The private sector recorded the first business expansion in three months in December driven by increases in both output and new order coupled with recovery in demand, according to the Stanbic IBTC Bank Purchasing Managers Index, PMI.
The report stated: “This was despite continued intense inflationary pressure, with purchase costs and selling prices each rising at sharper rates than in November. Meanwhile, business confidence dropped to the joint-lowest in the decade-long survey so far.”
According to the report: “ The headline figure derived from the survey is the PMI. Readings above 50.0 signal an improvement or expansion in business conditions on the previous month, while readings below 50.0 show a deterioration or contraction.
The headline PMI moved back above the 50.0 no-change mark for the first time in three months at the end of 2023, posting 52.7 in December from 48.0 in November. The reading signalled a solid improvement in the health of the private sector, and one that was the most marked since June.

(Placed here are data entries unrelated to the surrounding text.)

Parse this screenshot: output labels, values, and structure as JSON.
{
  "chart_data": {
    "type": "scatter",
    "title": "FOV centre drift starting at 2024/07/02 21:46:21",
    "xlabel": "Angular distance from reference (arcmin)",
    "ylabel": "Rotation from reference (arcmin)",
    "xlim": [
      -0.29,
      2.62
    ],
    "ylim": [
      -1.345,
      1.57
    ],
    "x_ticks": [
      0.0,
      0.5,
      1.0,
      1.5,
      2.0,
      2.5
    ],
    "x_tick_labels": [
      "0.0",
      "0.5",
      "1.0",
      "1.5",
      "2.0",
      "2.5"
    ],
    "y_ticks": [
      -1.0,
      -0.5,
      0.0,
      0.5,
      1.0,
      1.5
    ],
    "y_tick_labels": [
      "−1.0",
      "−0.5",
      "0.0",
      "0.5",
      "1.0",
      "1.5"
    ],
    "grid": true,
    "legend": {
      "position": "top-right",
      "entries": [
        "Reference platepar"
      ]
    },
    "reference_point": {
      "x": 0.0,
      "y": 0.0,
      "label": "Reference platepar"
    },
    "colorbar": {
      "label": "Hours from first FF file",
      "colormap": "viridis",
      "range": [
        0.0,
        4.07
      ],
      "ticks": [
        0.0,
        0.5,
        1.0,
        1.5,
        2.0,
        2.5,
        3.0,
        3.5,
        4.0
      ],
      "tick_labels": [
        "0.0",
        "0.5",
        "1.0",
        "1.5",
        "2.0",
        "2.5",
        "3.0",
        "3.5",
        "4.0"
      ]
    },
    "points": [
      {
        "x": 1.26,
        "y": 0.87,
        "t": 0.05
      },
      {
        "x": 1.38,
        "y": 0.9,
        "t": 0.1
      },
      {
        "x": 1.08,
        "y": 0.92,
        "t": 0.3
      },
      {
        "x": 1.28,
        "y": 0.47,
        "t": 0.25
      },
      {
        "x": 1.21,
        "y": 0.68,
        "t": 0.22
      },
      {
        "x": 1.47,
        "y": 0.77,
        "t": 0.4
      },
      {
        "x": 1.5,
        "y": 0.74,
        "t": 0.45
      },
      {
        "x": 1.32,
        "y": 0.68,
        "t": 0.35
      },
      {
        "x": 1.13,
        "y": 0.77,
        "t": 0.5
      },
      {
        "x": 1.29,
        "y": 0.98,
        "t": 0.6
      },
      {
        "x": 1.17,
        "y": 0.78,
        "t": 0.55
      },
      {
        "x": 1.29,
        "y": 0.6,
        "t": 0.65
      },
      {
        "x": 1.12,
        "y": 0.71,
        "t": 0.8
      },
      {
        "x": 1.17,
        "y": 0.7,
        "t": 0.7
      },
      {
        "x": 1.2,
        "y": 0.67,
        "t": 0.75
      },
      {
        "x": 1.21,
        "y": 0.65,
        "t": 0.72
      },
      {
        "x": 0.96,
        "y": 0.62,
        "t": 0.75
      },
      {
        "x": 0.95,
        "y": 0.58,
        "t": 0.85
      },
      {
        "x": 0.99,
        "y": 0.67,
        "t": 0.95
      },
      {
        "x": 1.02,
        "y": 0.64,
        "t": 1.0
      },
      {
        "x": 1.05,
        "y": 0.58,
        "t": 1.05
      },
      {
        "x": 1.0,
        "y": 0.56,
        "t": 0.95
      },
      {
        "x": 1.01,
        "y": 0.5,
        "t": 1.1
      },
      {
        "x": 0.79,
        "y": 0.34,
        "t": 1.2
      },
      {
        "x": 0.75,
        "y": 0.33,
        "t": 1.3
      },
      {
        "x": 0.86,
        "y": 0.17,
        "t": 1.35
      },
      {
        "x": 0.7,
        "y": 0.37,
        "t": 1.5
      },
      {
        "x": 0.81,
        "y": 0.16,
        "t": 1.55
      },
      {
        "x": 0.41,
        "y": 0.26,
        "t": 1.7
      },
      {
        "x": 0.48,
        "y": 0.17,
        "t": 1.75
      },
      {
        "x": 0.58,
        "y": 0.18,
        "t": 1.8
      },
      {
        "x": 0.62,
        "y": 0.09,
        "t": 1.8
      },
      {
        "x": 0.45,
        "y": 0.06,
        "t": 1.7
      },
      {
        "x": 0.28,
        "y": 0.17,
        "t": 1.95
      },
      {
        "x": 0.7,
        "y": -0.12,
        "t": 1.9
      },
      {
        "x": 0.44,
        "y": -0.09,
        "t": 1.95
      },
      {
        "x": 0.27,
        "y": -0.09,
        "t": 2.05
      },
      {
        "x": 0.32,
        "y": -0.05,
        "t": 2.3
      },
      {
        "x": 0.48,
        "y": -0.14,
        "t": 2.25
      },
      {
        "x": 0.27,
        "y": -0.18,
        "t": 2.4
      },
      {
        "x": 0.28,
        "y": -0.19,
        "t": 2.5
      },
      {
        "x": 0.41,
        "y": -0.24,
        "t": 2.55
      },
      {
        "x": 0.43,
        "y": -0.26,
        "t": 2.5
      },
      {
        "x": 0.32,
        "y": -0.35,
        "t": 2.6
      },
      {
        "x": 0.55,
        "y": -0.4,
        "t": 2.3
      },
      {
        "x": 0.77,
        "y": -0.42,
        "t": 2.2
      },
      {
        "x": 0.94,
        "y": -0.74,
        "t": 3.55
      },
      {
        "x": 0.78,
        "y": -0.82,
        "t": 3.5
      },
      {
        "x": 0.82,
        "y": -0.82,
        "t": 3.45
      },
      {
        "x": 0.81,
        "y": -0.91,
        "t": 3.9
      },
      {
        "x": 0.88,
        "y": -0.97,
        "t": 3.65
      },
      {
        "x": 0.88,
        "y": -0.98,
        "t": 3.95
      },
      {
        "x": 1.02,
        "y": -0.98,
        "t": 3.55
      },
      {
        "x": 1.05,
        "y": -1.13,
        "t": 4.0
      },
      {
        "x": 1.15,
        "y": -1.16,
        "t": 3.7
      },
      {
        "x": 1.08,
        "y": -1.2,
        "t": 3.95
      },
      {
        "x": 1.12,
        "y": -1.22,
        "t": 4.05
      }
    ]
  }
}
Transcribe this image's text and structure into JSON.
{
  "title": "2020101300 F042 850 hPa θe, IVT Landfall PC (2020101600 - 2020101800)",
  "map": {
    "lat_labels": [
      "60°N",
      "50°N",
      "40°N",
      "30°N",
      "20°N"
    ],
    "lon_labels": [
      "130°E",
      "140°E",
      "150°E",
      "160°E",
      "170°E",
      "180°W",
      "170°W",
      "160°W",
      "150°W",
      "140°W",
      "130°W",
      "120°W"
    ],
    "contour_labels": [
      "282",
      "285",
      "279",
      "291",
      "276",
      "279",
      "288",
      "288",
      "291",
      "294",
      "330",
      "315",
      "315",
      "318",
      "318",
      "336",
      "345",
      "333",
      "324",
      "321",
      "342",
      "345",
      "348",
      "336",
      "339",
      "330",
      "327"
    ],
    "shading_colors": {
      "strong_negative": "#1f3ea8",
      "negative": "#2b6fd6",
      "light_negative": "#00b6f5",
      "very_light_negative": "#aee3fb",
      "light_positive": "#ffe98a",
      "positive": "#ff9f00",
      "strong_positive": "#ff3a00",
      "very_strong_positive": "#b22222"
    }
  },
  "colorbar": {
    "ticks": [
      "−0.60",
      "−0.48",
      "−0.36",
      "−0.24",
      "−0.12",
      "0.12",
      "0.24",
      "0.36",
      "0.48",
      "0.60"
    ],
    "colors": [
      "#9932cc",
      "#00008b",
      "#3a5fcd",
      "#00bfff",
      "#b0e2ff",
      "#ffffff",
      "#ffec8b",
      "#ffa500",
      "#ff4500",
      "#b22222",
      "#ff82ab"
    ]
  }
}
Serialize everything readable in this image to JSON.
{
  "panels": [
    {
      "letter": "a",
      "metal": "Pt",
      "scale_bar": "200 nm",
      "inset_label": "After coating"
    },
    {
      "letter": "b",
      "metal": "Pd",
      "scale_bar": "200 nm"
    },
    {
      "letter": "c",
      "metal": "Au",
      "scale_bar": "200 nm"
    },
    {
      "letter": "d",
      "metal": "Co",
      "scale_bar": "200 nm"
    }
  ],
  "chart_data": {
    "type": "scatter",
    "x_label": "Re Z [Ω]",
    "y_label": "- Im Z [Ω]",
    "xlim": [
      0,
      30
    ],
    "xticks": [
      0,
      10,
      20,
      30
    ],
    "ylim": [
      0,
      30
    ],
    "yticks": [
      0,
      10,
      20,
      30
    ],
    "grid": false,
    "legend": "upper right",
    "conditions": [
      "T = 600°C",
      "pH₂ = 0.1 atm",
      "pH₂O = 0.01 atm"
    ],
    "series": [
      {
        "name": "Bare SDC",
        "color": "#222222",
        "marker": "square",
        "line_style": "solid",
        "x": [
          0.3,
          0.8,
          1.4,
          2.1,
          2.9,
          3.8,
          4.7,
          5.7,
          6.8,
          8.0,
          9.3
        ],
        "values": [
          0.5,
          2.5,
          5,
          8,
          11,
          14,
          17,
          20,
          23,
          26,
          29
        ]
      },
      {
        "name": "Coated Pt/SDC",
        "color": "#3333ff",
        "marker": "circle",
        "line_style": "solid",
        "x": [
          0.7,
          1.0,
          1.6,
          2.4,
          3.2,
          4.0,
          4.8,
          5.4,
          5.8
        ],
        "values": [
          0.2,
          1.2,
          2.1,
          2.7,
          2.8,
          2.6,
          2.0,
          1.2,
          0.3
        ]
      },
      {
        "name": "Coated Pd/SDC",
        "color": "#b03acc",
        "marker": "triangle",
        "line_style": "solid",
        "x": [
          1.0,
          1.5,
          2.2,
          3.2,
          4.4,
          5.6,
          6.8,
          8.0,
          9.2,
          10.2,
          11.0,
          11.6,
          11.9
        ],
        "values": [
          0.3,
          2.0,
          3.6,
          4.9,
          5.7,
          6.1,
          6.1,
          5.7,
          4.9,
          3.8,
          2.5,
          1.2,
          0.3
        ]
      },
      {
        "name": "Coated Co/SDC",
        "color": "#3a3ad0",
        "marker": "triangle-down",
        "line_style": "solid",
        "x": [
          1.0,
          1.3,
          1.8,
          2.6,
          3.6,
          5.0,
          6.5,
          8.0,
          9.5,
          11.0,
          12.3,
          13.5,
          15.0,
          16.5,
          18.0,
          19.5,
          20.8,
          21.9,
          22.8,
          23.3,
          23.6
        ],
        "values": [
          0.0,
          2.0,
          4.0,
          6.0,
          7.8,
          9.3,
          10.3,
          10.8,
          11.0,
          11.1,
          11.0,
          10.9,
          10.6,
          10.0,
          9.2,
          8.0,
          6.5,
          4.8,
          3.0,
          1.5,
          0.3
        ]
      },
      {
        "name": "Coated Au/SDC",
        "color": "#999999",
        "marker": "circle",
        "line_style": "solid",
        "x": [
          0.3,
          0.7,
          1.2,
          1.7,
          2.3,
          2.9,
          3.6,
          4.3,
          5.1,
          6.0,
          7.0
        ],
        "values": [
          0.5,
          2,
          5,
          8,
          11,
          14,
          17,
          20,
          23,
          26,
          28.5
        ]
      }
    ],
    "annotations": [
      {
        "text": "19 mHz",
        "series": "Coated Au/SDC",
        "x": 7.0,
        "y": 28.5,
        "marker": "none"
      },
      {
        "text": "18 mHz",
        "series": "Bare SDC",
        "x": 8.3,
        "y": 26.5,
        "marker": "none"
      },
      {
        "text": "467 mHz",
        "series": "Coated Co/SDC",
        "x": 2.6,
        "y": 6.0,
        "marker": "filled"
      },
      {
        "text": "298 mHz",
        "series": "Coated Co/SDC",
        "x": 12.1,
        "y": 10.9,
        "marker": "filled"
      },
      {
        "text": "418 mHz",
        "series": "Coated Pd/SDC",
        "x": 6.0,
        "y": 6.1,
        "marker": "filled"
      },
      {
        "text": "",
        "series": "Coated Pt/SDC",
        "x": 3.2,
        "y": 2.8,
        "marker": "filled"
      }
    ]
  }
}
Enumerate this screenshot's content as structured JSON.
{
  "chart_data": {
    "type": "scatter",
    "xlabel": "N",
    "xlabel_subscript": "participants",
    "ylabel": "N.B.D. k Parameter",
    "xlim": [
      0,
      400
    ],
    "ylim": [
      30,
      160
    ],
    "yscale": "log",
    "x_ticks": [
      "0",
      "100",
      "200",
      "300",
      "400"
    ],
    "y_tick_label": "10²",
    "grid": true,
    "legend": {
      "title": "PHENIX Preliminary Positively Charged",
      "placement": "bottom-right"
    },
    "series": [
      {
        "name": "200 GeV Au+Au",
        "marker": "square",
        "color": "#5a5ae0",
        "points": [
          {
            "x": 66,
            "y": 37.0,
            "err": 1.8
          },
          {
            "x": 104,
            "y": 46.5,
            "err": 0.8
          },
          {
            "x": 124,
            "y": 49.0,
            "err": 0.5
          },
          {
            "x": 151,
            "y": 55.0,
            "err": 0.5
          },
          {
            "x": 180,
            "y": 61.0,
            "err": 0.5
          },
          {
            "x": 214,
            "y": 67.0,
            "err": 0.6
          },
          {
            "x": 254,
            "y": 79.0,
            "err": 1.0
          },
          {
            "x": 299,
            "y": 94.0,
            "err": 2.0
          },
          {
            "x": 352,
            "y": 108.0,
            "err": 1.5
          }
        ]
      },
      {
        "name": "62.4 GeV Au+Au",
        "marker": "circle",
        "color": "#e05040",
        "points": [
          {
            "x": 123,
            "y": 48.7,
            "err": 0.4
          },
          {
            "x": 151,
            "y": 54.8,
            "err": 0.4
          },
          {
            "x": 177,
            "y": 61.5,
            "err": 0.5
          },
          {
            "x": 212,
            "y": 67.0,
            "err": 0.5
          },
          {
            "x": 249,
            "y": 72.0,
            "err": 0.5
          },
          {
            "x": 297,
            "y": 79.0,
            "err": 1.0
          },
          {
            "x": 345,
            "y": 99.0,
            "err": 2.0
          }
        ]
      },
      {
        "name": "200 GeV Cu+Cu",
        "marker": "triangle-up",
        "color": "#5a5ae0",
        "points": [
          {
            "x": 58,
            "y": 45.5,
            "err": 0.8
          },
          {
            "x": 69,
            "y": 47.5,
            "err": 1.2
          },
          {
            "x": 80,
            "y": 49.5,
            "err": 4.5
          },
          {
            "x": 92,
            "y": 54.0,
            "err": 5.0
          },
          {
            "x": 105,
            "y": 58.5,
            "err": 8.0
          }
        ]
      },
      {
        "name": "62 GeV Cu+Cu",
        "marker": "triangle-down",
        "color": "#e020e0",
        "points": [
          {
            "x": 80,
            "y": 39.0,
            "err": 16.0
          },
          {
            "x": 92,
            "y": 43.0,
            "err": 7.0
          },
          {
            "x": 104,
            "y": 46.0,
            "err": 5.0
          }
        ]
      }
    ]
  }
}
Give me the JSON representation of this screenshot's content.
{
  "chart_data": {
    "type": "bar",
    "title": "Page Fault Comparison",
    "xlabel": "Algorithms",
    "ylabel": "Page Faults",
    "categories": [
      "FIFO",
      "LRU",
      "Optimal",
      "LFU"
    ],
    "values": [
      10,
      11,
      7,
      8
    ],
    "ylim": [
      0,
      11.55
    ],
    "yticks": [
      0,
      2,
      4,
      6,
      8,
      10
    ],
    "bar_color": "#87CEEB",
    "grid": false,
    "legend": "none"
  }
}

Demand conditions showed signs of recovery, leading to a marked increase in new orders following two months of contraction.
Similarly, business activity also returned to growth and was up solidly over the month. Sector data showed that wholesale & retail activity continued to fall, however.
The improvements seen in December were recorded in spite of a continuation of the severe price pressures seen in recent months. While overall input price inflation softened slightly, it remained among the sharpest on record.
The slowdown in overall input price inflation reflected a softer, but still solid increase in staff costs.
Meanwhile, the rate of purchase price inflation quickened for the third successive month and was the sharpest for two years. Panellists again linked inflation to exchange rate weakness and higher fuel costs, while there were also reports of higher prices for animal feed.